Fragmentation of the book business has made it nearly impossible for writers to find publishers, unless, of course, they already have publishers who are willing to take chances on their new books. Publishers need to make money, and times are hard. As a result, conventional publication by major publishers has become nearly impossible for great numbers of aspiring writers who have no history of huge sales, or, quite possibly, no history of any sales at all. In an earlier post, The Dream of an Instant Book, I explored the promise of The Espresso Book Machine, a device that promises readers that it can give them any book in the world almost instantly. The same machine, as it happens, can pretty nearly promise writers instant copies of their new books, as well.
Not quite instant, but close. In December, 2009, my wife and I finished our new book, an account of our recent travels around the world. We had made a few fruitless attempts to find a publisher, either directly or through an agent, but we considered the book timely and wanted to get it out quickly. On November 23rd we contacted Shires Press in Vermont, a publisher who prints on demand with the use of an Espresso Machine.

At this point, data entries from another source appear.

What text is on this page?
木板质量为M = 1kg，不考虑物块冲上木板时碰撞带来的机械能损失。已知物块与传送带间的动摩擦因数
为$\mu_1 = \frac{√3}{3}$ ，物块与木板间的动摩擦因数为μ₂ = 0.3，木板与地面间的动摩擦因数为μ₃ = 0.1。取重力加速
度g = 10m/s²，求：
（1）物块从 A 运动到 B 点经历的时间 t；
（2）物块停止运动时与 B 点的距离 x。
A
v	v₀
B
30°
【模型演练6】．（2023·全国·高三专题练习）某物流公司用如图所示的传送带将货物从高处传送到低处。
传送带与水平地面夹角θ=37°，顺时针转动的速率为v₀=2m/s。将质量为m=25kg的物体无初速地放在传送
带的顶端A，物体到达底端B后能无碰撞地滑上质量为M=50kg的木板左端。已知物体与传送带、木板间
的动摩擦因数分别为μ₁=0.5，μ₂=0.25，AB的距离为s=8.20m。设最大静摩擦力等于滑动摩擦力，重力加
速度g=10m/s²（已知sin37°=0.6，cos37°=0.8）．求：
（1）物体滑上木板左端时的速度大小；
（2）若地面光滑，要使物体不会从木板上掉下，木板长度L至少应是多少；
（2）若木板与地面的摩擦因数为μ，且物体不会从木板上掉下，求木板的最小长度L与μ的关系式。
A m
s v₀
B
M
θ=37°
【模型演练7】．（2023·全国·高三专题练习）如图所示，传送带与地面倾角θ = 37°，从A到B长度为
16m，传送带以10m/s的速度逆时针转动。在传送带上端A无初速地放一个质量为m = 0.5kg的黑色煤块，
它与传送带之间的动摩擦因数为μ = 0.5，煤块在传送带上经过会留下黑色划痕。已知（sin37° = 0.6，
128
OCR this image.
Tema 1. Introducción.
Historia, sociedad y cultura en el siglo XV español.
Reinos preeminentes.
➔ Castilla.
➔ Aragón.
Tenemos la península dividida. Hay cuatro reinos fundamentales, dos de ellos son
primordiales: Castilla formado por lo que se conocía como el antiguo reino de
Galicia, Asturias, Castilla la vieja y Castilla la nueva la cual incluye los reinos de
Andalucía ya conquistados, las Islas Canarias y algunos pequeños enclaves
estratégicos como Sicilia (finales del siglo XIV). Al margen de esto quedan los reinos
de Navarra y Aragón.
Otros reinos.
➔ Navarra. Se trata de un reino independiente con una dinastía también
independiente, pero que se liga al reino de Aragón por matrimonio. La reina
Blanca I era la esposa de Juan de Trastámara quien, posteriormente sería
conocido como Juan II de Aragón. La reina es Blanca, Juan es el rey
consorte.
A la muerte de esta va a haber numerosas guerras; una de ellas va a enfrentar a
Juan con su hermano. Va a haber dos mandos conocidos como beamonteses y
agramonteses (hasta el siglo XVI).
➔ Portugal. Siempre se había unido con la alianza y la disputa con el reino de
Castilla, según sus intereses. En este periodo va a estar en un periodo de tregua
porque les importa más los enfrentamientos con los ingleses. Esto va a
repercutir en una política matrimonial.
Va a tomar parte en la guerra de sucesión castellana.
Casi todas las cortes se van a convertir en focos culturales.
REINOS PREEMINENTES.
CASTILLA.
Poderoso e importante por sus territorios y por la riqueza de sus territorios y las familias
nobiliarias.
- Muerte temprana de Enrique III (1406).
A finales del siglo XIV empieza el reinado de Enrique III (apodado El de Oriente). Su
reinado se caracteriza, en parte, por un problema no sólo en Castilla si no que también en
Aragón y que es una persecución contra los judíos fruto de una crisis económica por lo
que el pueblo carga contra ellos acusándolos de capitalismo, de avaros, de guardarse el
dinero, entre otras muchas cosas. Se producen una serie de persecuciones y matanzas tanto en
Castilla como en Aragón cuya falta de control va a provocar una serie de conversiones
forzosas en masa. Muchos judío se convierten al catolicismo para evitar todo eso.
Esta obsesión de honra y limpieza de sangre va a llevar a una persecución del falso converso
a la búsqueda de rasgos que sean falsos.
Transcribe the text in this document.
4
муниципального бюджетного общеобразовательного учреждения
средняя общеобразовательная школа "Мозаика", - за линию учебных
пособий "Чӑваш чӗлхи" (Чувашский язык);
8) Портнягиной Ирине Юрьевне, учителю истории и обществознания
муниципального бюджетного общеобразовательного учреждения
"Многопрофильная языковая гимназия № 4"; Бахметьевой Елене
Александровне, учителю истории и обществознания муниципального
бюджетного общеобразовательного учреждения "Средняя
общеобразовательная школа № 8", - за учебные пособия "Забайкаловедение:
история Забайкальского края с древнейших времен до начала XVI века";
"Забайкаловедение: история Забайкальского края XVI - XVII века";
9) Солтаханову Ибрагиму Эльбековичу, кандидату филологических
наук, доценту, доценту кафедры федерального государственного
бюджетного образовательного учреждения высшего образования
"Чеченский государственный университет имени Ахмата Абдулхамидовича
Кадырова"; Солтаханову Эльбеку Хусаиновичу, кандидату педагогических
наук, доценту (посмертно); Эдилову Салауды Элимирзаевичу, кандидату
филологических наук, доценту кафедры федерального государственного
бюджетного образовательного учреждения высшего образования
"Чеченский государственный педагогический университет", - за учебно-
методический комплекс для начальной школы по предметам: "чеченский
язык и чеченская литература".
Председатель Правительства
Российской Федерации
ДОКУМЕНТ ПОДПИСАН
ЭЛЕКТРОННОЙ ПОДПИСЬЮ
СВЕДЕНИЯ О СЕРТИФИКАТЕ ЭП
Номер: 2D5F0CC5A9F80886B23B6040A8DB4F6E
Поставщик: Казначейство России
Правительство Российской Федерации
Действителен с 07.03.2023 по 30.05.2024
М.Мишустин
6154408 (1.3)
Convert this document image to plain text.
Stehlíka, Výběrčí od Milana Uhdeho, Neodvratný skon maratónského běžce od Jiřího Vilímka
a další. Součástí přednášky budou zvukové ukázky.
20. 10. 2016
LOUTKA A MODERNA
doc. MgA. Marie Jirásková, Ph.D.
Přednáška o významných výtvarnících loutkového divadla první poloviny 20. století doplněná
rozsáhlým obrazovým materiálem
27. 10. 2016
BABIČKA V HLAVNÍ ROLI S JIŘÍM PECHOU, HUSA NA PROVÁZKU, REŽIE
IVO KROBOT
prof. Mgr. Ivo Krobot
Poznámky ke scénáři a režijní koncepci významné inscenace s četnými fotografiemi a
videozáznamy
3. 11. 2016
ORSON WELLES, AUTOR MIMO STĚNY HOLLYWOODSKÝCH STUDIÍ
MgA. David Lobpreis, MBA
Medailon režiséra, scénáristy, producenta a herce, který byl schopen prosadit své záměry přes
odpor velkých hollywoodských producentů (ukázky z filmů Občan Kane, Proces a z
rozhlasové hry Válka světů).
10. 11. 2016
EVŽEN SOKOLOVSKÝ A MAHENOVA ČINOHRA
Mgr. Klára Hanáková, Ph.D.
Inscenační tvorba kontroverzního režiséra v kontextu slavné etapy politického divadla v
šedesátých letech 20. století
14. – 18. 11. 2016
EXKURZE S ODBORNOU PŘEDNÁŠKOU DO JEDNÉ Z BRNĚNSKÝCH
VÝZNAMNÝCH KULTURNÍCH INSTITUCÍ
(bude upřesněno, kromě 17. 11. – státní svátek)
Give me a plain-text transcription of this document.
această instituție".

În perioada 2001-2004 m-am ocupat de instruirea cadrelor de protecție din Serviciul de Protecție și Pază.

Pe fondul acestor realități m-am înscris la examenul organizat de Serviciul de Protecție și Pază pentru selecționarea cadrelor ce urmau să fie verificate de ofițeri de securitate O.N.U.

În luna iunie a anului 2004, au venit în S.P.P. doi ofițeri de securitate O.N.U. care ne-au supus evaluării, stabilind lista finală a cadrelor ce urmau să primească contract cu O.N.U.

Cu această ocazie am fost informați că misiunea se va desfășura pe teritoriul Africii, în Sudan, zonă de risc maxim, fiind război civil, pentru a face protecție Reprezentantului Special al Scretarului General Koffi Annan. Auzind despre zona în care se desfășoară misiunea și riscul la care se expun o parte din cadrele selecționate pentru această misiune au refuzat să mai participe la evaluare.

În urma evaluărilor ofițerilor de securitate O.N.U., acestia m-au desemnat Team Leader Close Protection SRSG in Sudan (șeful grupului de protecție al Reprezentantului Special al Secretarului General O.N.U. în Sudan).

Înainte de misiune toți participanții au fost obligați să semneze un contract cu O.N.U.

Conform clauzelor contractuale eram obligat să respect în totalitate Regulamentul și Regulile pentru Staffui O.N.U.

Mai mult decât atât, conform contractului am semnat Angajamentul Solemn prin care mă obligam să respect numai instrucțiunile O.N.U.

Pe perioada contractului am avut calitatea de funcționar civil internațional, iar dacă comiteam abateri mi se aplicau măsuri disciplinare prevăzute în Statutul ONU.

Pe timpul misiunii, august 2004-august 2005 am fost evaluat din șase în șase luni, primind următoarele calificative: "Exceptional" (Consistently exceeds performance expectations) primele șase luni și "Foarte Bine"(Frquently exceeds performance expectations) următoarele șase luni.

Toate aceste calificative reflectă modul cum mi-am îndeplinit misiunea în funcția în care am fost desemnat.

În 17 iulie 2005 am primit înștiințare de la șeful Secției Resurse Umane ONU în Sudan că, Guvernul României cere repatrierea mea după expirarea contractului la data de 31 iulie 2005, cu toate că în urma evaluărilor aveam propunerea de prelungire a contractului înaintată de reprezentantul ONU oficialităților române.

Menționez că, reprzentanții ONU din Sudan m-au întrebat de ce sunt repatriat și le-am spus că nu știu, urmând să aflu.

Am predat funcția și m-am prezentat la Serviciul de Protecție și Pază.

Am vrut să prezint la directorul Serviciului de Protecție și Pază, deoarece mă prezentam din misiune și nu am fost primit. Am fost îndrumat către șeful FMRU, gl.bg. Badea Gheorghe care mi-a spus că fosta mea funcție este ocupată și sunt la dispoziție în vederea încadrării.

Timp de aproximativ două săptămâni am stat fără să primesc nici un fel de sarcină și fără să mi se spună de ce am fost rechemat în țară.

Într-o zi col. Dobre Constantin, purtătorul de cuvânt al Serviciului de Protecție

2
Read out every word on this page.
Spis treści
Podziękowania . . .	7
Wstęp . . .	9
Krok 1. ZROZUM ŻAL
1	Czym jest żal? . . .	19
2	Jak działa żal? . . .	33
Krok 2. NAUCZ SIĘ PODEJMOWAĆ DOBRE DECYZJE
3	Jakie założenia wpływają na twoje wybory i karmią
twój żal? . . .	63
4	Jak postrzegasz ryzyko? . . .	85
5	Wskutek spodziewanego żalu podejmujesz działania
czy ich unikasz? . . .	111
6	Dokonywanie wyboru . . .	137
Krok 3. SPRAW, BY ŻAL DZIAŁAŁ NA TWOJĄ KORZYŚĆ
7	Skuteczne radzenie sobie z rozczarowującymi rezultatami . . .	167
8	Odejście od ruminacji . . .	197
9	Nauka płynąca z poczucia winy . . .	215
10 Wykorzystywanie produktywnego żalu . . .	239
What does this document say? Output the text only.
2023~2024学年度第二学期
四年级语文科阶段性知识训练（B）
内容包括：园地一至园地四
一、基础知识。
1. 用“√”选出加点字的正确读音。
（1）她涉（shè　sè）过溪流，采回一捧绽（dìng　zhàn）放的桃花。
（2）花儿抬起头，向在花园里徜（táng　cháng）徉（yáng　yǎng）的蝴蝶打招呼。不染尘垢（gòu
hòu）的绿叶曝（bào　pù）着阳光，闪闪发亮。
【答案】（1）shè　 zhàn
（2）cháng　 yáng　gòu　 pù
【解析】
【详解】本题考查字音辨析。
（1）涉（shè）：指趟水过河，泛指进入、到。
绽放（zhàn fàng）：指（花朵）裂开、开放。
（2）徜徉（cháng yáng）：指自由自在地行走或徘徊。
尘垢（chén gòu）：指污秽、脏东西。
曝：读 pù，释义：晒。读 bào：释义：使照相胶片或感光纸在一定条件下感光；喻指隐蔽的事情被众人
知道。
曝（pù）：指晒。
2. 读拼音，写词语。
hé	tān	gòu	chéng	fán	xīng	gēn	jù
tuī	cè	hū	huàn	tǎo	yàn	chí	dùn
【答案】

After numerous e-mails and a couple of phone calls, by December 18th we had settled details of format, cover, and pricing, and were ready to sign a contract. Copies arrived in December, in time for Christmas. It’s called AROUND THE WORLD ON THE QE2: The Last of the Great Ocean Liners, and looks like this:
So the book is now in print. For others who might be interested, it is useful to know that Shires has three publishing packages: Personal ($69 set-up), Publishing ($399 set-up), and Premier ($599 set-up). For each package there is also a reasonable per page fee, depending on the length of the book. Formats and sizes are nearly endless. Our book is 300 pages, perfect bound 6 X 9 paperback. Given the nearly endless possibilities for POD, it is very difficult to find out if our book could have been done for less elsewhere, or as well.
There remains the problem of marketing. If any reader can describe a quick, efficient, and reasonably priced way to solve that problem, it will be a boon to all of us.